In Munroe, the Court held that the trial court should have permitted the defendant to withdraw his plea because he advanced a colorable claim of self-defense and nothing in the record contradicted or undermined the defendant's self-defense claim. Supra, 210 N.J. at 445-47. Moreover, the State did not claim it would suffer any prejudice. Id. at 447.

In this case, application of the Slater/Munroe principles counsels that defendant's motion to withdraw his plea should have been granted. This case is a slight departure from Slater and Munroe because of defendant's factual basis which eschewed self-defense and the issue of defendant's unsanitized prior criminal record. Here, defendant contends he stabbed the victim-inmate in self-defense and under duress. Further, he asserts his plea was not voluntary since the judge's Sands/Brunson ruling compelled him to enter his plea.

This situation is analogous to Munroe where the defendant did not deny his presence at the scene and his participation in a violent altercation. Supra, 210 N.J. at 445. There, the defendant asserted that he acted in self-defense and if successful with that defense, would not have been found guilty of the charged offense. Ibid. Here, defendant makes the same argument.

Additionally, defendant's guilty plea was deficient because of the judge's decision to admit defendant's prior robbery convictions unsanitized. When a defendant testifies at trial, the fact that the defendant has previously been convicted of a crime may be used for purposes of impeachment. State v. Sands, 76 N.J. 127, 144-45 (1978). The Court in Brunson, detailed the manner in which such evidence is to be presented to the jury. Supra, 132 N.J. 377.

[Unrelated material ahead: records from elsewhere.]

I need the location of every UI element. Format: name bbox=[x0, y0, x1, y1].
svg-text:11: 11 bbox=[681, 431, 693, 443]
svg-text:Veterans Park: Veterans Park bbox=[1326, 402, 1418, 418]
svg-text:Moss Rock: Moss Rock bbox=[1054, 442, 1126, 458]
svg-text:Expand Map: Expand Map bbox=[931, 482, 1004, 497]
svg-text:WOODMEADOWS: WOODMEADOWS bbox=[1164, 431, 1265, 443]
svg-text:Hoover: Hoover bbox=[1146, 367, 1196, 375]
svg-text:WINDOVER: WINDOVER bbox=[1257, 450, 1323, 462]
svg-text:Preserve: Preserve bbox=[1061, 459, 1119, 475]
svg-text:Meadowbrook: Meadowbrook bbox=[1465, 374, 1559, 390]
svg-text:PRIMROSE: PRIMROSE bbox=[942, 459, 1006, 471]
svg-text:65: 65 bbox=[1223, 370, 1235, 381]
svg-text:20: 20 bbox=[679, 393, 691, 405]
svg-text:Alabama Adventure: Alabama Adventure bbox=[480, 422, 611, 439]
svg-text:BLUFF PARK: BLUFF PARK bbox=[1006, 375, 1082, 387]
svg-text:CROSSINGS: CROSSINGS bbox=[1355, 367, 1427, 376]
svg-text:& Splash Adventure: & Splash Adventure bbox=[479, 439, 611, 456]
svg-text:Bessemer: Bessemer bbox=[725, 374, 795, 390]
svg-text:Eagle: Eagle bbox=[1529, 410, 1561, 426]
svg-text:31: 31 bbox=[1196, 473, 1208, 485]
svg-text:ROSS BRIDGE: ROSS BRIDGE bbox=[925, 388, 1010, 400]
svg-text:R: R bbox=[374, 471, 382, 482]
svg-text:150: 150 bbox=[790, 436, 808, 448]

To impeach the credibility of a testifying defendant, the State may introduce into evidence only the number, degree, and date of the defendant's prior similar convictions. When a defendant has multiple prior convictions, some of which are similar to the charged offense and some of which are dissimilar, the State may introduce evidence only of the date and degree of crime of all of the defendant's prior convictions, but cannot specify the nature of the offenses.

[Id. at 394.]

Here, defendant had a similar conviction, aggravated assault, and dissimilar convictions, which included robbery. The judge only required sanitization of the conviction for aggravated assault. The judge erred in doing so.

Defendant also sought to withdraw his plea before sentencing. In this posture, his motion should have been evaluated by a more relaxed standard than a motion filed after sentencing, and the discretion vested in the trial judge should have been exercised liberally. Slater, supra, 198 N.J. at 156. This is so particularly when, as here, the State does not contend it would suffer any significant prejudice if defendant withdrew his plea. In fact, the combination of an assertion of self-defense and the coercive nature of the Sands/Brunson ruling presents the "close case" referred to in Slater when "the 'scales should usually tip in favor of defendant.'" Slater, supra, 198 N.J. at 156 (quoting Taylor, supra, 80 N.J. at 365).

Therefore, we reverse the April 4, 2011 denial of defendant's motion to withdraw his guilty plea. The matter is remanded for further proceedings.